Con i sette gol rifilati al malcapitato Ascoli nel recupero del campionato di serie B, il Lecce si è momentaneamente preso i riflettori del calcio italiano. La squadra di mister Liverani è una delle rivelazioni di questa stagione e intravede l’impresa del doppio salto dopo essere risalita appena dieci mesa fa dalla serie C. Un risultato che ai salentini è già riuscito a metà anni Novanta e che in generale rappresenta una rarità.
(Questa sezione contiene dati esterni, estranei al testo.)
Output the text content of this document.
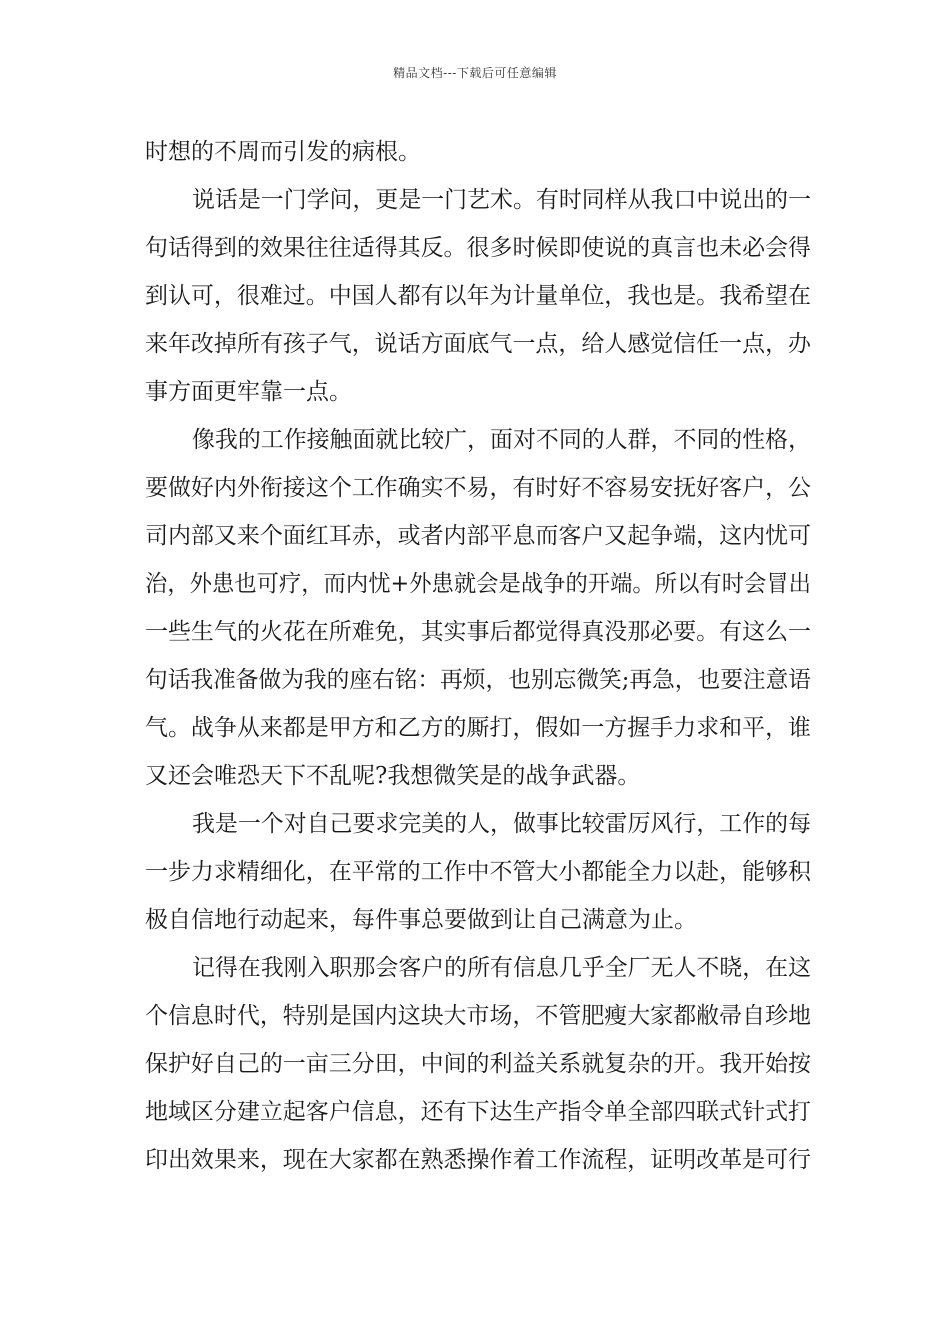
精品文档---下载后可任意编辑
时想的不周而引发的病根。
说话是一门学问，更是一门艺术。有时同样从我口中说出的一
句话得到的效果往往适得其反。很多时候即使说的真言也未必会得
到认可，很难过。中国人都有以年为计量单位，我也是。我希望在
来年改掉所有孩子气，说话方面底气一点，给人感觉信任一点，办
事方面更牢靠一点。
像我的工作接触面就比较广，面对不同的人群，不同的性格，
要做好内外衔接这个工作确实不易，有时好不容易安抚好客户，公
司内部又来个面红耳赤，或者内部平息而客户又起争端，这内忧可
治，外患也可疗，而内忧+外患就会是战争的开端。所以有时会冒出
一些生气的火花在所难免，其实事后都觉得真没那必要。有这么一
句话我准备做为我的座右铭：再烦，也别忘微笑;再急，也要注意语
气。战争从来都是甲方和乙方的厮打，假如一方握手力求和平，谁
又还会唯恐天下不乱呢?我想微笑是的战争武器。
我是一个对自己要求完美的人，做事比较雷厉风行，工作的每
一步力求精细化，在平常的工作中不管大小都能全力以赴，能够积
极自信地行动起来，每件事总要做到让自己满意为止。
记得在我刚入职那会客户的所有信息几乎全厂无人不晓，在这
个信息时代，特别是国内这块大市场，不管肥瘦大家都敝帚自珍地
保护好自己的一亩三分田，中间的利益关系就复杂的开。我开始按
地域区分建立起客户信息，还有下达生产指令单全部四联式针式打
印出效果来，现在大家都在熟悉操作着工作流程，证明改革是可行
Lo fa notare la Gazzetta dello Sport in un articolo apparso sull’edizione del 25 marzo (“E’ successo solo 19 volte nella storia del calcio italiano“) che però non contiene una singola menzione per la SPAL.

Eppure il club biancazzurro è tra i più freschi titolari di questo particolare record, ritoccato l’estate scorsa dal Parma con la sua immediata risalita in serie A. Non solo la SPAL è rimasta fuori dalla tabella di riepilogo pubblicata sulla Rosea, ma nell’articolo viene scambiata col Carpi.

Un’imprecisione piuttosto netta se si considera che i biancorossi sono saliti per la prima volta in assoluto in serie A nel 2015 (e non nel 2017) e lo hanno fatto con un anno intero di serie B alle spalle, anziché provenire direttamente dalla C come nel caso della SPAL di Semplici.

La squadra che salì assieme al Benevento ovviamente fu la SPAL, prima a sorpresa in un campionato nel quale mancava da 23 anni. Il Carpi nella stagione 2016-2017 venne sconfitto nella finale play-off proprio dai sanniti allenati da Marco Baroni. Lo scivolone di Gazzetta ovviamente ha fatto discutere i tifosi biancazzurri sui social e non, rievocando un episodio simile risalente al 2015, quando la SPAL sparì misteriosamente dall’illustrazione della mappa dell’Emilia-Romagna calcistica.